In fact Dr Robinson, who is a Chartered Psychologist and a member of the Society’s Division of Health Psychology, believes exploring the universe of Doctor Who is psychologically helpful, especially for children, in many ways:
“Issues which may be difficult to talk about in the real world – for example death, separation or oppression – can be easier to discuss when they involve aliens in a far-off fantasy world.
“The Doctor and his companions can also act as positive role models for children. The show never encourages the use of violence – the Doctor never carries a gun, for instance. And it has plenty of strong female characters. Rosie Martha, Donna and Amy have all been quite feisty.”
Dr Robinson is also interested in the significance of the Doctor’s regular ‘regenerations’, which take place when a new actor takes over the role. These involve the character changing his whole physical appearance and character in a matter of hours.
She sees these as an extreme form of a process that we all undergo through life:
“Psychologists are interested in the way we ‘regenerate’ from childhood through teenage years and into adulthood. Human development is a more gradual process than the Doctor’s, but even so we also undergo amazing transformations.

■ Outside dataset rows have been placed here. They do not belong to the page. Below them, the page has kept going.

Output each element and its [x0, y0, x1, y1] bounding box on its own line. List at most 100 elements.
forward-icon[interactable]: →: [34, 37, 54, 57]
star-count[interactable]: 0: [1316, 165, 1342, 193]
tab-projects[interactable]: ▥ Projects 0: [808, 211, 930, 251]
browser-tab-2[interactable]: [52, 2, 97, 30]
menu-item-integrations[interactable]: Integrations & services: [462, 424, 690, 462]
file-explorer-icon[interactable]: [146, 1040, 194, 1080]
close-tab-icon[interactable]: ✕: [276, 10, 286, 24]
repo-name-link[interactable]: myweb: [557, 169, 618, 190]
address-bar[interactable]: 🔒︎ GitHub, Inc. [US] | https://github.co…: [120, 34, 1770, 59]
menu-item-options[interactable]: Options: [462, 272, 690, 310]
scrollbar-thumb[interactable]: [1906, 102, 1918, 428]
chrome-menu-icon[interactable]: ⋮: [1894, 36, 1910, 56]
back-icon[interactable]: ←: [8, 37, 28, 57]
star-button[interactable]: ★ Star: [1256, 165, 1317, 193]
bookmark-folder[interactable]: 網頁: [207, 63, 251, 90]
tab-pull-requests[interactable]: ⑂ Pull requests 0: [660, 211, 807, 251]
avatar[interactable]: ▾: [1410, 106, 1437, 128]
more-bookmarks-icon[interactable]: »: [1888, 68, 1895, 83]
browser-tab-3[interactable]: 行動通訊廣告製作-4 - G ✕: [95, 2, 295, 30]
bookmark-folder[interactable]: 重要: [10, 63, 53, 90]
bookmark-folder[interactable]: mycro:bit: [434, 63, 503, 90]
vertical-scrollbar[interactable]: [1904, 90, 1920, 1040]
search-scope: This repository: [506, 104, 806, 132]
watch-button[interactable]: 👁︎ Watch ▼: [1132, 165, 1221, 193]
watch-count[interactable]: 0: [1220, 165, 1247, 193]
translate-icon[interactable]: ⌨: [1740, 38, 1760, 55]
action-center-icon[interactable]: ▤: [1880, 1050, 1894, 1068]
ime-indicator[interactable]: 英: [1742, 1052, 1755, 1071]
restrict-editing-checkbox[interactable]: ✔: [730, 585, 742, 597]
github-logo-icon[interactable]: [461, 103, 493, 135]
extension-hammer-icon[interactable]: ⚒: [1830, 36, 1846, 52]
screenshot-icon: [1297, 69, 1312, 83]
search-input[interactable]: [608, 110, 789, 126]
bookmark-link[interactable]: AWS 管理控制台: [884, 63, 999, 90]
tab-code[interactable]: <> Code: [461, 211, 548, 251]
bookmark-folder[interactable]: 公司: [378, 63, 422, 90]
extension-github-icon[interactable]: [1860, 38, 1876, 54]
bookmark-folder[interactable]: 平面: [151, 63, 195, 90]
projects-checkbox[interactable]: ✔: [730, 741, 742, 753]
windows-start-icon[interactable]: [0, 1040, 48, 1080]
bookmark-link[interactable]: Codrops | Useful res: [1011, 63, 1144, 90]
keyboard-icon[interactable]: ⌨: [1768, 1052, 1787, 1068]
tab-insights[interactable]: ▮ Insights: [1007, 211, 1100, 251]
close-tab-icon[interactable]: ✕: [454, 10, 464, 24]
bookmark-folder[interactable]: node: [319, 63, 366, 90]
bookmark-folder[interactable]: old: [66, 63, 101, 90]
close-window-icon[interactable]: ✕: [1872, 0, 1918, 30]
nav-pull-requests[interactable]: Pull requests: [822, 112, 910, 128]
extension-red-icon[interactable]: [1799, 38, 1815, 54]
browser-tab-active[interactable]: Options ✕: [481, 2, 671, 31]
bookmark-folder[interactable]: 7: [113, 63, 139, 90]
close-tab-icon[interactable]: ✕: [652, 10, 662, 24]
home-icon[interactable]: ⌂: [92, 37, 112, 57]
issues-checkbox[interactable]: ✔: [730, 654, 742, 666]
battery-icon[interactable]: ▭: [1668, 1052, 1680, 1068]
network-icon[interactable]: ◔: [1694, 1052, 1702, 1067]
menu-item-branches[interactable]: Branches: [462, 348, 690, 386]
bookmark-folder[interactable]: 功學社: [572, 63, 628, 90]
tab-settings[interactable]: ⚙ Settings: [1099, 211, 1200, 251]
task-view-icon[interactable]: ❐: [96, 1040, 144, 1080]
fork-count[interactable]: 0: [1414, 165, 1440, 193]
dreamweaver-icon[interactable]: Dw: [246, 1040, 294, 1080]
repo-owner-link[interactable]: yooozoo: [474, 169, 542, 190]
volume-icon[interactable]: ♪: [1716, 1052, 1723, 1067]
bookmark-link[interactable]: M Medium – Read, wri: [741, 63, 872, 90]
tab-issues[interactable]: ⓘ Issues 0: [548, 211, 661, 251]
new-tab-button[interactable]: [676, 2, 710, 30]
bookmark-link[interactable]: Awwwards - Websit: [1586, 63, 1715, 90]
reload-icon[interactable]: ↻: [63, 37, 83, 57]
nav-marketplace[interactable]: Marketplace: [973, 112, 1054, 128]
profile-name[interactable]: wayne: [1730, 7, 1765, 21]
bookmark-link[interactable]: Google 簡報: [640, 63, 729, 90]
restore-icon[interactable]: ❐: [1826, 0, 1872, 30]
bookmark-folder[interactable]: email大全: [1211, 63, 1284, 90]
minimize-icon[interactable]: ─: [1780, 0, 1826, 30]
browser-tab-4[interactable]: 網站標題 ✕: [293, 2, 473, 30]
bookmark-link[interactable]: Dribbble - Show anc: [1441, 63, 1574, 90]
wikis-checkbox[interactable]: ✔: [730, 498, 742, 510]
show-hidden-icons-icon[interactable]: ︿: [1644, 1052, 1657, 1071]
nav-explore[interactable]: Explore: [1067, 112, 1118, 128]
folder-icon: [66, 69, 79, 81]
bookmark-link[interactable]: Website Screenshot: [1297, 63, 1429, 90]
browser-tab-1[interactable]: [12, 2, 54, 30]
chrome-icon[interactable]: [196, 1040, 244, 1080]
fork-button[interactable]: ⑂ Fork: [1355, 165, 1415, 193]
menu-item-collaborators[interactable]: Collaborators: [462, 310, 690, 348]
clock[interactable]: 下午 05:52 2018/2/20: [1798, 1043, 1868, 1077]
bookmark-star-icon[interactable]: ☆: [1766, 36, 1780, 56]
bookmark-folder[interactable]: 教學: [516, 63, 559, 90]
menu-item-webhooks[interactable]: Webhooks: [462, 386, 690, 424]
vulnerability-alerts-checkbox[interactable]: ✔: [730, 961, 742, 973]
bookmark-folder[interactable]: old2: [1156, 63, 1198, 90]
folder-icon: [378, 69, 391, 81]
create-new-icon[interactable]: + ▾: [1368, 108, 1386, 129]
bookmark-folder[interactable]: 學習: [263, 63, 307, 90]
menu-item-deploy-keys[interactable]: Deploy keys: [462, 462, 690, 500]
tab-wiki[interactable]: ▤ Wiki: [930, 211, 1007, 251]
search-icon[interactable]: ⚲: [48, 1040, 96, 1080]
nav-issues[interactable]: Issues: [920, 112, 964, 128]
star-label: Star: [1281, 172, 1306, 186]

Over the course of a lifetime we will grow and change quite radically, with our brains fundamentally rewiring neural circuits at certain points in our development.”
As to the psychology of Doctor Who himself, Dr Robinson says fans will know that the last two regenerations have not led him to display any signs of the stroppiness or anger than can accompany major developmental change – especially in the teenage years.
“Really geeky Doctor Who fans with remember than Colin Baker, the sixth Doctor, did face some adaptation problems after regeneration.”